The Sun will begin to disappear at 12:45 p.m., reach maximum eclipse by 2:02 p.m., and completely reappear at 3:20 p.m. For those who crave the experience of a total solar eclipse, all is not lost. The path of totality extends across much of the eastern United States, making it accessible by just a few hours' drive from Nashville.

solar eclipse glasses
Solar eclipse viewing glasses

What do you need to watch the solar eclipse?
The most important thing to keep in mind is that proper eye protection must be worn at all times when observing an eclipse.
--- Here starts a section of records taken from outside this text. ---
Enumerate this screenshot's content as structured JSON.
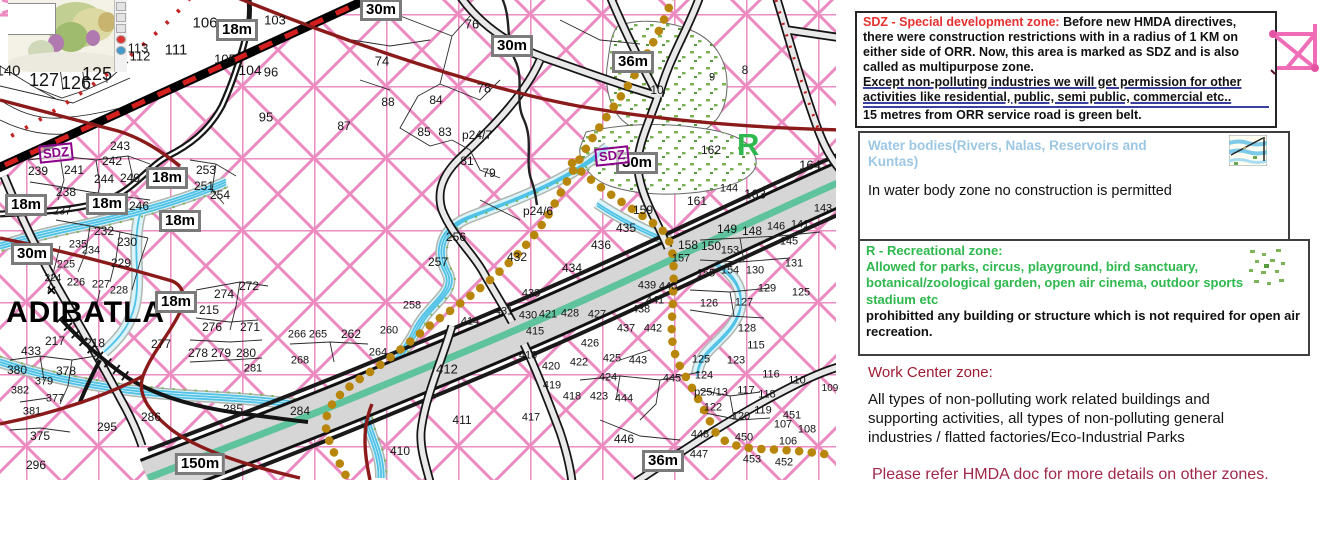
{
  "map": {
    "labels": {
      "place": "ADIBATLA",
      "recreation_letter": "R",
      "landmark": "✕"
    },
    "sdz_markers": [
      {
        "text": "SDZ",
        "x": 56,
        "y": 153
      },
      {
        "text": "SDZ",
        "x": 612,
        "y": 156
      }
    ],
    "badges": [
      [
        "18m",
        237,
        30
      ],
      [
        "30m",
        381,
        10
      ],
      [
        "30m",
        512,
        46
      ],
      [
        "36m",
        633,
        62
      ],
      [
        "30m",
        637,
        163
      ],
      [
        "18m",
        26,
        205
      ],
      [
        "18m",
        107,
        204
      ],
      [
        "18m",
        167,
        178
      ],
      [
        "18m",
        180,
        221
      ],
      [
        "30m",
        32,
        254
      ],
      [
        "18m",
        176,
        302
      ],
      [
        "150m",
        200,
        464
      ],
      [
        "36m",
        663,
        461
      ]
    ],
    "parcels": [
      [
        "106",
        205,
        23,
        15
      ],
      [
        "103",
        275,
        20,
        13
      ],
      [
        "113",
        138,
        48,
        13
      ],
      [
        "111",
        176,
        50,
        15
      ],
      [
        "112",
        140,
        56,
        13
      ],
      [
        "105",
        225,
        59,
        13
      ],
      [
        "104",
        250,
        70,
        14
      ],
      [
        "96",
        271,
        72,
        13
      ],
      [
        "95",
        266,
        117,
        13
      ],
      [
        "127",
        44,
        80,
        18
      ],
      [
        "126",
        76,
        83,
        18
      ],
      [
        "125",
        97,
        74,
        18
      ],
      [
        "140",
        8,
        71,
        15
      ],
      [
        "74",
        382,
        61,
        13
      ],
      [
        "76",
        472,
        24,
        13
      ],
      [
        "78",
        484,
        88,
        13
      ],
      [
        "84",
        436,
        100,
        12
      ],
      [
        "88",
        388,
        102,
        12
      ],
      [
        "87",
        344,
        126,
        12
      ],
      [
        "85",
        424,
        132,
        12
      ],
      [
        "83",
        445,
        132,
        12
      ],
      [
        "p24/7",
        477,
        135,
        12
      ],
      [
        "81",
        467,
        161,
        12
      ],
      [
        "79",
        489,
        173,
        12
      ],
      [
        "243",
        120,
        146,
        12
      ],
      [
        "242",
        112,
        161,
        12
      ],
      [
        "239",
        38,
        171,
        12
      ],
      [
        "241",
        74,
        170,
        12
      ],
      [
        "244",
        104,
        179,
        12
      ],
      [
        "249",
        130,
        178,
        12
      ],
      [
        "238",
        66,
        192,
        12
      ],
      [
        "246",
        139,
        206,
        12
      ],
      [
        "237",
        62,
        212,
        11
      ],
      [
        "253",
        206,
        170,
        12
      ],
      [
        "251",
        204,
        186,
        12
      ],
      [
        "254",
        220,
        195,
        12
      ],
      [
        "232",
        104,
        231,
        12
      ],
      [
        "230",
        127,
        242,
        12
      ],
      [
        "235",
        78,
        245,
        11
      ],
      [
        "234",
        91,
        251,
        11
      ],
      [
        "229",
        121,
        263,
        12
      ],
      [
        "225",
        66,
        265,
        11
      ],
      [
        "226",
        76,
        283,
        11
      ],
      [
        "227",
        101,
        285,
        11
      ],
      [
        "228",
        119,
        291,
        11
      ],
      [
        "224",
        53,
        279,
        10
      ],
      [
        "215",
        209,
        310,
        12
      ],
      [
        "274",
        224,
        294,
        12
      ],
      [
        "272",
        249,
        286,
        12
      ],
      [
        "276",
        212,
        327,
        12
      ],
      [
        "271",
        250,
        327,
        12
      ],
      [
        "277",
        161,
        344,
        12
      ],
      [
        "278",
        198,
        353,
        12
      ],
      [
        "279",
        221,
        353,
        12
      ],
      [
        "280",
        246,
        353,
        12
      ],
      [
        "281",
        253,
        369,
        11
      ],
      [
        "217",
        55,
        341,
        12
      ],
      [
        "218",
        95,
        343,
        12
      ],
      [
        "433",
        31,
        351,
        12
      ],
      [
        "380",
        17,
        370,
        12
      ],
      [
        "378",
        66,
        371,
        12
      ],
      [
        "379",
        44,
        382,
        11
      ],
      [
        "382",
        20,
        391,
        11
      ],
      [
        "377",
        55,
        399,
        11
      ],
      [
        "381",
        32,
        412,
        11
      ],
      [
        "375",
        40,
        436,
        12
      ],
      [
        "296",
        36,
        465,
        12
      ],
      [
        "295",
        107,
        427,
        12
      ],
      [
        "286",
        151,
        417,
        12
      ],
      [
        "285",
        233,
        409,
        12
      ],
      [
        "284",
        300,
        411,
        12
      ],
      [
        "256",
        456,
        237,
        12
      ],
      [
        "257",
        438,
        262,
        12
      ],
      [
        "258",
        412,
        306,
        11
      ],
      [
        "p24/6",
        538,
        211,
        12
      ],
      [
        "432",
        517,
        257,
        12
      ],
      [
        "433",
        531,
        294,
        11
      ],
      [
        "431",
        504,
        312,
        11
      ],
      [
        "430",
        528,
        316,
        11
      ],
      [
        "421",
        548,
        315,
        11
      ],
      [
        "414",
        470,
        322,
        11
      ],
      [
        "415",
        535,
        332,
        11
      ],
      [
        "416",
        528,
        356,
        11
      ],
      [
        "420",
        551,
        367,
        11
      ],
      [
        "419",
        552,
        386,
        11
      ],
      [
        "417",
        531,
        418,
        11
      ],
      [
        "412",
        447,
        369,
        13
      ],
      [
        "411",
        462,
        420,
        12
      ],
      [
        "410",
        400,
        451,
        12
      ],
      [
        "266",
        297,
        335,
        11
      ],
      [
        "265",
        318,
        335,
        11
      ],
      [
        "262",
        351,
        334,
        12
      ],
      [
        "260",
        389,
        331,
        11
      ],
      [
        "264",
        378,
        353,
        11
      ],
      [
        "268",
        300,
        361,
        11
      ],
      [
        "435",
        626,
        228,
        12
      ],
      [
        "436",
        601,
        245,
        12
      ],
      [
        "434",
        572,
        268,
        12
      ],
      [
        "163",
        755,
        194,
        13
      ],
      [
        "161",
        697,
        201,
        12
      ],
      [
        "159",
        643,
        210,
        12
      ],
      [
        "164",
        810,
        165,
        13
      ],
      [
        "162",
        711,
        150,
        12
      ],
      [
        "10",
        657,
        90,
        12
      ],
      [
        "9",
        712,
        78,
        11
      ],
      [
        "8",
        745,
        70,
        12
      ],
      [
        "144",
        729,
        189,
        11
      ],
      [
        "149",
        727,
        229,
        12
      ],
      [
        "148",
        752,
        231,
        12
      ],
      [
        "146",
        776,
        227,
        11
      ],
      [
        "141",
        800,
        225,
        11
      ],
      [
        "143",
        823,
        209,
        11
      ],
      [
        "145",
        789,
        242,
        11
      ],
      [
        "131",
        794,
        264,
        11
      ],
      [
        "158",
        688,
        245,
        12
      ],
      [
        "150",
        711,
        246,
        12
      ],
      [
        "153",
        730,
        251,
        11
      ],
      [
        "157",
        681,
        259,
        11
      ],
      [
        "155",
        706,
        274,
        11
      ],
      [
        "154",
        730,
        271,
        11
      ],
      [
        "130",
        755,
        271,
        11
      ],
      [
        "129",
        767,
        289,
        11
      ],
      [
        "125",
        801,
        293,
        11
      ],
      [
        "126",
        709,
        304,
        11
      ],
      [
        "127",
        744,
        303,
        11
      ],
      [
        "128",
        747,
        329,
        11
      ],
      [
        "115",
        756,
        346,
        11
      ],
      [
        "439",
        647,
        286,
        11
      ],
      [
        "440",
        668,
        287,
        11
      ],
      [
        "441",
        655,
        301,
        11
      ],
      [
        "438",
        641,
        310,
        11
      ],
      [
        "428",
        570,
        314,
        11
      ],
      [
        "427",
        597,
        315,
        11
      ],
      [
        "437",
        626,
        329,
        11
      ],
      [
        "442",
        653,
        329,
        11
      ],
      [
        "426",
        590,
        344,
        11
      ],
      [
        "422",
        579,
        363,
        11
      ],
      [
        "425",
        612,
        359,
        11
      ],
      [
        "443",
        638,
        361,
        11
      ],
      [
        "424",
        608,
        378,
        11
      ],
      [
        "418",
        572,
        397,
        11
      ],
      [
        "423",
        599,
        397,
        11
      ],
      [
        "444",
        624,
        399,
        11
      ],
      [
        "445",
        672,
        379,
        11
      ],
      [
        "124",
        704,
        376,
        11
      ],
      [
        "125",
        701,
        360,
        11
      ],
      [
        "123",
        736,
        361,
        11
      ],
      [
        "116",
        771,
        375,
        11
      ],
      [
        "110",
        797,
        381,
        11
      ],
      [
        "117",
        746,
        391,
        11
      ],
      [
        "118",
        767,
        395,
        11
      ],
      [
        "109",
        830,
        389,
        10
      ],
      [
        "p25/13",
        711,
        393,
        11
      ],
      [
        "122",
        713,
        408,
        11
      ],
      [
        "119",
        763,
        411,
        11
      ],
      [
        "120",
        741,
        417,
        11
      ],
      [
        "451",
        792,
        416,
        11
      ],
      [
        "107",
        783,
        425,
        11
      ],
      [
        "108",
        807,
        430,
        11
      ],
      [
        "446",
        624,
        439,
        12
      ],
      [
        "448",
        700,
        435,
        11
      ],
      [
        "450",
        744,
        438,
        11
      ],
      [
        "447",
        699,
        455,
        11
      ],
      [
        "453",
        752,
        460,
        11
      ],
      [
        "106",
        788,
        442,
        11
      ],
      [
        "452",
        784,
        463,
        11
      ]
    ],
    "colors": {
      "grid_pink": "#ec8ac2",
      "orr_teal": "#5fc39e",
      "road_gray": "#d6d6d6",
      "water_blue": "#4fc2e6",
      "gold_boundary": "#b8860b",
      "dark_red_road": "#8b1a1a",
      "railway_red": "#d41f1f",
      "recreation_green": "#2eb84d",
      "sdz_purple": "#8b008b"
    }
  },
  "panel": {
    "sdz_box": {
      "title": "SDZ - Special development zone:",
      "body": "Before new HMDA directives, there were construction restrictions with in a radius of 1 KM on either side of ORR. Now, this area is marked as SDZ and is also called as multipurpose zone.",
      "underlined": "Except non-polluting industries we will get permission for other activities like residential, public, semi public, commercial etc..",
      "footer": "15 metres from ORR service road is green belt."
    },
    "water_box": {
      "title": "Water bodies(Rivers, Nalas, Reservoirs and Kuntas)",
      "body": "In water body zone no construction is permitted"
    },
    "recreation_box": {
      "title": "R - Recreational zone:",
      "allowed": "Allowed for parks, circus, playground, bird sanctuary, botanical/zoological garden, open air cinema, outdoor sports stadium etc",
      "prohibited": "prohibitted any building or structure which is not required for open air recreation."
    },
    "work_center": {
      "title": "Work Center zone:",
      "body": "All types of non-polluting work related buildings and supporting activities, all types of non-polluting general industries / flatted factories/Eco-Industrial Parks"
    },
    "note": "Please refer HMDA doc for more details on other zones."
  }
}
Solar eclipse glasses are essential as they allow only one-millionth of the Sun’s light through while filtering out harmful UV and infrared light that can cause eye damage. The only time you can remove the glasses is during totality.

How can you get glasses?
The staff of Vanderbilt’s Dyer Observatory will be on campus Thursday, Apr. 4 (weather permitting) to provide free solar eclipse glasses and eclipse information to students, faculty and staff. The Dyer team will also set up solar telescopes on Alumni Lawn to give passers-by an up-close view of our own dynamic star, the Sun. Follow Dyer on Facebook, X and Instagram to see when and where you can find them on campus!

exterior view of Dyer Observatory at night
Vanderbilt Dyer Observatory

Visit Dyer
Dyer Observatory will host a public open house on Friday, Apr. 5. Visitors can explore exhibits, observe Venus and the Sun with Dyer’s telescopes, grab a pair of eclipse glasses, get answers to astronomy questions, and more. Follow Dyer on Eventbrite for upcoming details on free tickets for the event.

To learn even more about the upcoming eclipse, check out Dyer’s recent Meet the Astronomer talk, which was livestreamed on Mar. 28.

What’s next?
Eclipses occur more often than one might think. Though the Moon comes almost between the Earth and Sun once a month during its new phase, the Moon’s inclined orbit usually places it slightly above or below the Sun in our sky. As a result, its shadow usually misses Earth. But, roughly every six months, a portion of Earth does pass through the lunar shadow. Last October, we witnessed a partial solar eclipse in Middle Tennessee. For Nashville and much of the U.S., the next partial solar eclipse won’t be visible until 2028.